This piece is part of a series of blogs by leading NGOs to call attention to a range of issues that should be raised at the G8 summit at Camp David in rural Maryland from May 18-19.
In just over a week, President Obama will host G8 leaders at Camp David. In addition to the usual global security and financial issues, they'll talk about a crisis that affects more than a billion people on the planet: global hunger.
And it's a good thing they've put hunger on their agenda. In the past year, we've seen a famine in the Horn of Africa, and now 13.4 million people in the Sahel region of West Africa are facing hunger. In the Gambia alone, spiraling food prices mean an estimated 700,000 people are going hungry. Food prices are back on the rise across the globe. G8 action to fight global hunger couldn't be more urgent and timely.
Three years ago at the G8 summit in Italy, when faced with a similar global food crisis, President Obama led the G8 to launch the L'Aquila Food Security Initiative (AFSI), which committed donors to invest $22 billion over three years to support country-owned agricultural development plans. They also promised to focus that support on helping women smallholder farmers -- who are key to ending hunger -- to become more productive. But the L'Aquila G8 hunger pledge expires next month.

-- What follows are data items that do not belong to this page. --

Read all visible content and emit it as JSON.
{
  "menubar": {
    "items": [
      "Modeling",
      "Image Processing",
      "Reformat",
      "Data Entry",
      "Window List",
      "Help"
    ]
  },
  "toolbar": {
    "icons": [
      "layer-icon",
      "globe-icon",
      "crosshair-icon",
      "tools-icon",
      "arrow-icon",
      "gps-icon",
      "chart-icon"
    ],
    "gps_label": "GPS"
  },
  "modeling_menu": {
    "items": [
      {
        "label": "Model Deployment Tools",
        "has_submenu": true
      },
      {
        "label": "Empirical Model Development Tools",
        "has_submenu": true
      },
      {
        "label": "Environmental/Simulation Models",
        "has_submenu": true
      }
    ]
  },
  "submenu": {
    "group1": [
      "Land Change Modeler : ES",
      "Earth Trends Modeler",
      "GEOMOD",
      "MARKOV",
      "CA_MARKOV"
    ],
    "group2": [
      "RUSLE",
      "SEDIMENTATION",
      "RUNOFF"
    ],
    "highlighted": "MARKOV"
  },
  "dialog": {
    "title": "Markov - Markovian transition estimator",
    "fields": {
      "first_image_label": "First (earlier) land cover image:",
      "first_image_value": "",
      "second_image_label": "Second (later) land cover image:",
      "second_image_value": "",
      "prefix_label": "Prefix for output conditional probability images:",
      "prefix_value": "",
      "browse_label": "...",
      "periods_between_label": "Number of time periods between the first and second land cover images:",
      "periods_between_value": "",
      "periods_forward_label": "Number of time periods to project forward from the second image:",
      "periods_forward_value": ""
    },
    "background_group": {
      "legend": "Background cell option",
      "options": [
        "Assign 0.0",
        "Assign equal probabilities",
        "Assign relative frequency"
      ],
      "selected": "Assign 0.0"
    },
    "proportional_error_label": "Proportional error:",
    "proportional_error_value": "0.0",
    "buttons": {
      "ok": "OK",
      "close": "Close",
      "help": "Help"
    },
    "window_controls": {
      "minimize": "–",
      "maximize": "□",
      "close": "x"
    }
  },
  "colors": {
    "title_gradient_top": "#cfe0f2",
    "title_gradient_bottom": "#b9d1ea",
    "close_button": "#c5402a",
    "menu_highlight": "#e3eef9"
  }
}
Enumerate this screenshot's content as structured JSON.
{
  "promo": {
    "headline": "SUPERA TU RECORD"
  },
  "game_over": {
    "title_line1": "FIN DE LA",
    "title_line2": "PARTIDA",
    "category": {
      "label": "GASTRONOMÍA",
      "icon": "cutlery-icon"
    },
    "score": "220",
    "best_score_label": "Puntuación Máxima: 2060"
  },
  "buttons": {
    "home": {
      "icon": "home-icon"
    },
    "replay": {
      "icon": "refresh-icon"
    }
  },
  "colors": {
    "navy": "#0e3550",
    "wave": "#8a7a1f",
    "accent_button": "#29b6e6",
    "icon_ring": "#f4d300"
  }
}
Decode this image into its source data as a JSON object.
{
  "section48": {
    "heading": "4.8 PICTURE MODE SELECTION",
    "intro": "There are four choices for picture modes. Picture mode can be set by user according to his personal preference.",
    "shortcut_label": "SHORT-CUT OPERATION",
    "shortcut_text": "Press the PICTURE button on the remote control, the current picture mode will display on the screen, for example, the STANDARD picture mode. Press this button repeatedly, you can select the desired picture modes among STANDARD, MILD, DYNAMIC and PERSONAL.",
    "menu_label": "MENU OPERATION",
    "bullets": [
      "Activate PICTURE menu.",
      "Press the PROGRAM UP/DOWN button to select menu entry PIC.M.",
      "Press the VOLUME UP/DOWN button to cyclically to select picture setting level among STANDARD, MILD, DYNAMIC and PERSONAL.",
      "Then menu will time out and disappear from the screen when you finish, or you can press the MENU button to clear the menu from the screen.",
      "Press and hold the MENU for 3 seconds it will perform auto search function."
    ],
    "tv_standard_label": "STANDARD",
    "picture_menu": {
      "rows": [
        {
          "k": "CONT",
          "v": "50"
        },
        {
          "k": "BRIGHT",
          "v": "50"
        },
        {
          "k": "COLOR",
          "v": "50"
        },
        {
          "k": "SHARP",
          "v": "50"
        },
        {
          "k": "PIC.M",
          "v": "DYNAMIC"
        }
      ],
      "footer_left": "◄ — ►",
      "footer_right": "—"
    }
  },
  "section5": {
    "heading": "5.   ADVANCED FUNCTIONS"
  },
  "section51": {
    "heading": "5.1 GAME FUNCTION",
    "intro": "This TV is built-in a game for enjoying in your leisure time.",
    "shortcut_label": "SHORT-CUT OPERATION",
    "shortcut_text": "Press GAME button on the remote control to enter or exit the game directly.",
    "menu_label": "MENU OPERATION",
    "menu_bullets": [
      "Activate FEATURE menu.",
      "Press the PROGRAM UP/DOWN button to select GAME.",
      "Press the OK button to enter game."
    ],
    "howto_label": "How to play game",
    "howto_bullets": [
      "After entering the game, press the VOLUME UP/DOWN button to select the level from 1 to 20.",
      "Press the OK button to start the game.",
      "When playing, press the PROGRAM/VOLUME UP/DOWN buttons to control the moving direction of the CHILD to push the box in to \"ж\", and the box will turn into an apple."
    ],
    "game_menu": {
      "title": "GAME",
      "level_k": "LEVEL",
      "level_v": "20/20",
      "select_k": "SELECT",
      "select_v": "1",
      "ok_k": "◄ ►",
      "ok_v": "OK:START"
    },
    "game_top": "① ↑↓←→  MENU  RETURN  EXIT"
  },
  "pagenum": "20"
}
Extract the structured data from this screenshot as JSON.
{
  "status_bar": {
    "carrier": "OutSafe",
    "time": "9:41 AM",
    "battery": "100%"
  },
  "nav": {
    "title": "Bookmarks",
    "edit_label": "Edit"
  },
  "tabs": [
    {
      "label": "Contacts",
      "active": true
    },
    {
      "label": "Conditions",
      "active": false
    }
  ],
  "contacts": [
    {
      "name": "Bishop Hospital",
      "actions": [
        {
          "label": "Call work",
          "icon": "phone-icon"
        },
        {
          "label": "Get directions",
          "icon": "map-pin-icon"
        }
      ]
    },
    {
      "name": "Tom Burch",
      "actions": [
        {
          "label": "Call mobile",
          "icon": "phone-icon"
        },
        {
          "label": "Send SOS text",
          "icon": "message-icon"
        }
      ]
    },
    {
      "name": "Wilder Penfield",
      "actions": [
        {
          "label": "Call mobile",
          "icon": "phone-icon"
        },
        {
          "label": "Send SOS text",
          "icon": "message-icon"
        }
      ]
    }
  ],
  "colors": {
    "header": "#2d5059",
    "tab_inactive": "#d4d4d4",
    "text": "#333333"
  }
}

With such urgent global needs and an expiring pledge, the conditions are ripe for the Camp David G8 to be something historic. It could be remembered as a moment when world leaders finally took the bold steps needed to partner with developing nations to place the world on an irrevocable trajectory towards a hunger-free world.
Or, it could be remembered as just another summit filled with warm words and conventional wisdom that failed to deliver the change we need.
President Obama deserves credit for making food security the signature development issue of his administration. The Obama administration has spearheaded the Feed the Future program, led efforts to launch and sustain the innovative Global Agriculture Food Security Program (GAFSP), and made the case to Congress for important increases in aid to support smallholder farmers in Africa.
There is no lack of motivation to address global hunger at this summit, but it is how they are going about it that is causing concern. The Obama administration is working on a plan that focuses on providing incentives to get the private sector more involved in food production in poor countries. The private sector - especially small businesses in Africa -- is key to agricultural development. But it's also clear that the administration's private sector focus is more about leaders' fear of asking for new aid to agriculture in a tough political and fiscal climate than about what's most urgently needed to achieve a hunger-free world.
And to be blunt, what we've seen of the administration's private sector approach looks like it could be more of the same approach that hasn't worked. It's about creating "enabling environments" to entice the private sector to invest in African agricultural development -- changing trade policies, opening up markets for seeds and technology, changing regulations on land tenure. More fundamentally, the administration's proposal relies on a flawed assumption that increased private sector engagement will in turn lead to increased economic growth, which will in turn increase incomes and food security. But this isn't automatically the case -- investments have to be carefully planned and inclusively implemented if they are to reach the poorest of the poor, improve nutrition and reach smallholders. This is not an historic strong suit of the private sector.
So if these are the problems, what can be done to ensure Camp David is remembered as an historic summit in the fight against hunger?
The pessimist in me worries Camp David will be more of the same -- another summit in a long line of them. The optimist in me is hopeful that President Obama and other G8 leaders will rise to the occasion and do what it takes to make this G8 one that set the world on an irrevocable path to zero hunger. Let's hope the optimist is right.